Wer Katzen hat, kennt das Problem: Der Hunger der Vierbeiner kennt kein Wochenende und keine Feiertage. Bei mir war es besonders extrem – durch meine früheren Pendlerzeiten haben sich meine Katzen fest auf eine Fütterung um 04:45 Uhr eingeschossen. Diese Zeit wieder aus den Köpfen (und Mägen) der Fellnasen zu bekommen? Unmöglich.
Nach einem Jahr im Dauereinsatz teile ich heute meine Erfahrungen mit dem PETLIBRO Polar, dem weltweit ersten Nassfutter-Automaten mit aktiver Halbleiter-Kühlung. Hat er mein Leben (und das meiner Katzen) wirklich verändert?
Das Konzept: Frisches Nassfutter auf Knopfdruck
Der PETLIBRO Polar unterscheidet sich grundlegend von herkömmlichen Automaten mit Kühlakkus. Er besitzt eine aktive Kühlung, die das Futter konstant unter 15°C hält, um Bakterienbildung zu vermeiden. Er bietet Platz für drei Portionen (ca. 220g pro Fach), die in einem rotierenden Napf serviert werden.
Meine Erfahrung nach 12 Monaten: Der Alltagstest
Die größte Erleichterung für mich persönlich? Ich darf wieder schlafen. Seit der Polar im Einsatz ist, übernimmt er die unchristliche 04:45-Uhr-Schicht. Die Katzen sind zufrieden, und ich kann liegen bleiben.
Aber auch bei Abwesenheit ist das Gerät ein echter Gamechanger. Wenn Freunde oder Nachbarn nach den Katzen schauen, müssen sie sich nicht mehr an strikte Fütterungszeiten halten. Es reicht völlig aus, einmal am Tag vorbeizukommen, die drei Fächer zu füllen und fertig. Der Automat erledigt den Rest zuverlässig über den Tag verteilt.
Die App-Steuerung & Features
Die PETLIBRO App ist sehr übersichtlich gestaltet. Man kann individuelle Fütterungspläne erstellen, die Portionen benennen und bekommt Push-Benachrichtigungen, wenn eine Mahlzeit serviert wurde. Besonders praktisch:
- Frische-Versprechen: Die aktive Kühlung stoppt erst kurz vor der Fütterung.
- Anti-Einklemmschutz: Der Deckel stoppt sofort, wenn eine Pfote im Weg ist.
- Manuelle Fütterung: Per App lässt sich auch zwischendurch eine Extra-Portion freigeben.

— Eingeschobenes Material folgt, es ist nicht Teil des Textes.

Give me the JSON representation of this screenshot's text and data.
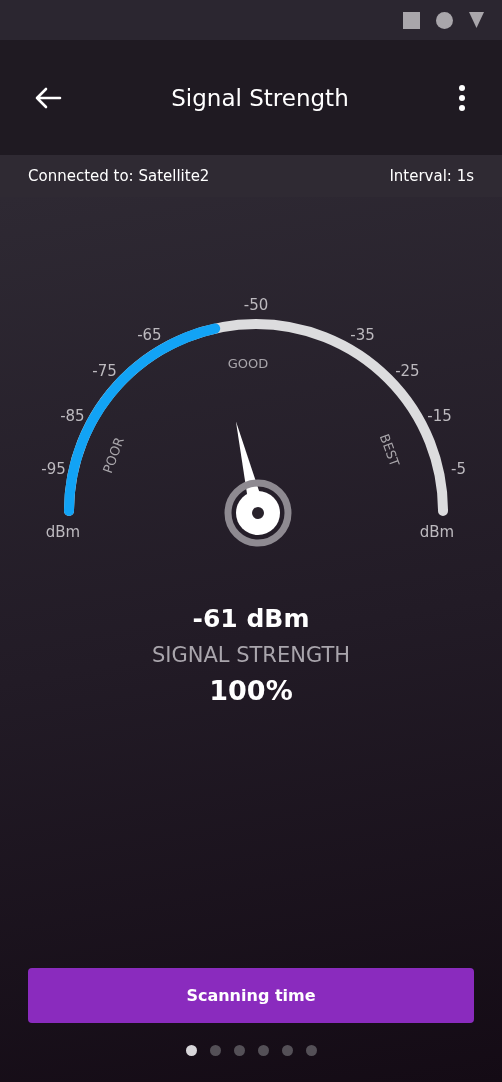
{
  "header": {
    "title": "Signal Strength"
  },
  "connection_bar": {
    "connected": "Connected to: Satellite2",
    "interval": "Interval: 1s"
  },
  "gauge": {
    "unit_left": "dBm",
    "unit_right": "dBm",
    "ticks": [
      "-95",
      "-85",
      "-75",
      "-65",
      "-50",
      "-35",
      "-25",
      "-15",
      "-5"
    ],
    "zones": [
      {
        "kind": "poor",
        "label": "POOR"
      },
      {
        "kind": "good",
        "label": "GOOD"
      },
      {
        "kind": "best",
        "label": "BEST"
      }
    ]
  },
  "reading": {
    "value": "-61 dBm",
    "label": "SIGNAL STRENGTH",
    "percent": "100%"
  },
  "button": {
    "label": "Scanning time"
  },
  "pages": [
    {
      "selected": true
    },
    {
      "selected": false
    },
    {
      "selected": false
    },
    {
      "selected": false
    },
    {
      "selected": false
    },
    {
      "selected": false
    }
  ]
}
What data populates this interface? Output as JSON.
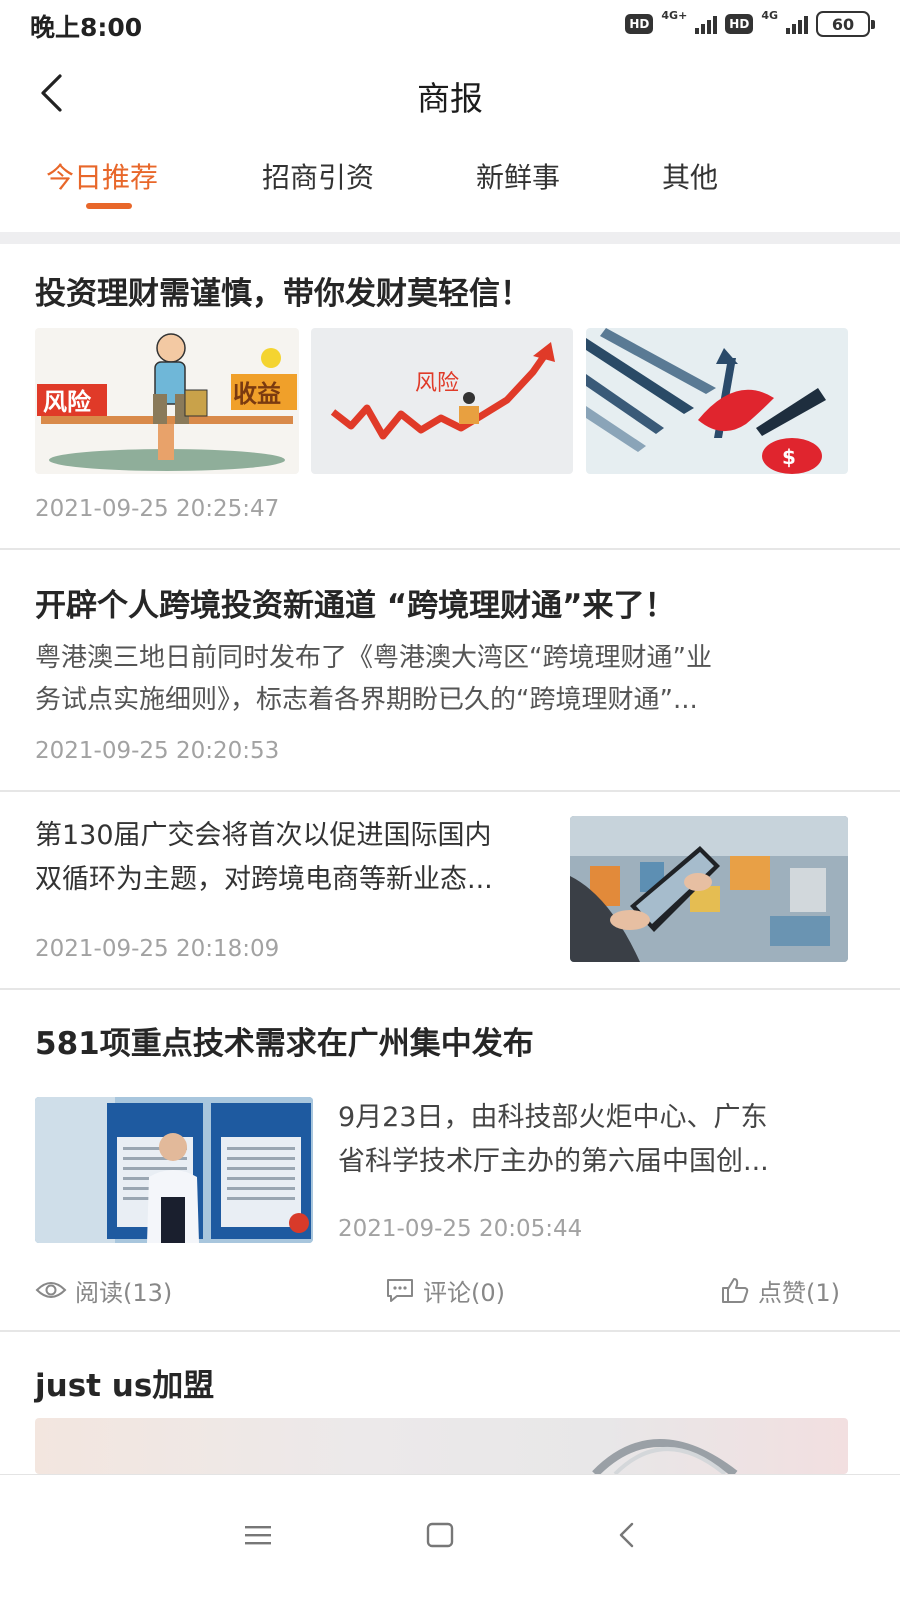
{
  "status_bar": {
    "time": "晚上8:00",
    "hd1": "HD",
    "net1": "4G+",
    "hd2": "HD",
    "net2": "4G",
    "battery": "60"
  },
  "header": {
    "title": "商报",
    "back_icon": "chevron-left-icon"
  },
  "tabs": [
    {
      "label": "今日推荐",
      "active": true
    },
    {
      "label": "招商引资",
      "active": false
    },
    {
      "label": "新鲜事",
      "active": false
    },
    {
      "label": "其他",
      "active": false
    }
  ],
  "accent_color": "#e8672a",
  "articles": [
    {
      "title": "投资理财需谨慎，带你发财莫轻信！",
      "time": "2021-09-25 20:25:47",
      "images": [
        {
          "desc": "seesaw-illustration",
          "text_left": "风险",
          "text_right": "收益"
        },
        {
          "desc": "rising-arrow-illustration",
          "text": "风险"
        },
        {
          "desc": "umbrella-piggy-illustration",
          "text": "$"
        }
      ]
    },
    {
      "title": "开辟个人跨境投资新通道 “跨境理财通”来了！",
      "summary_line1": "粤港澳三地日前同时发布了《粤港澳大湾区“跨境理财通”业",
      "summary_line2": "务试点实施细则》，标志着各界期盼已久的“跨境理财通”...",
      "time": "2021-09-25 20:20:53"
    },
    {
      "title_line1": "第130届广交会将首次以促进国际国内",
      "title_line2": "双循环为主题，对跨境电商等新业态...",
      "time": "2021-09-25 20:18:09"
    },
    {
      "title": "581项重点技术需求在广州集中发布",
      "summary_line1": "9月23日，由科技部火炬中心、广东",
      "summary_line2": "省科学技术厅主办的第六届中国创...",
      "time": "2021-09-25 20:05:44",
      "read_label": "阅读(13)",
      "comment_label": "评论(0)",
      "like_label": "点赞(1)"
    },
    {
      "title": "just us加盟"
    }
  ],
  "bottom_nav": {
    "menu_icon": "menu-icon",
    "home_icon": "home-square-icon",
    "back_icon": "back-triangle-icon"
  }
}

Der dicke Wermutstropfen: Der Stromverbrauch
Wo Licht ist, ist leider auch Schatten. Was mich von Anfang an gestört hat, ist die Energieeffizienz. Die aktive Kühlung zieht ordentlich Power – mein Messgerät zeigt einen Verbrauch von über einer Kilowattstunde (1 kWh) pro Tag an. Auf das Jahr gerechnet ist das ein beachtlicher Posten auf der Stromrechnung.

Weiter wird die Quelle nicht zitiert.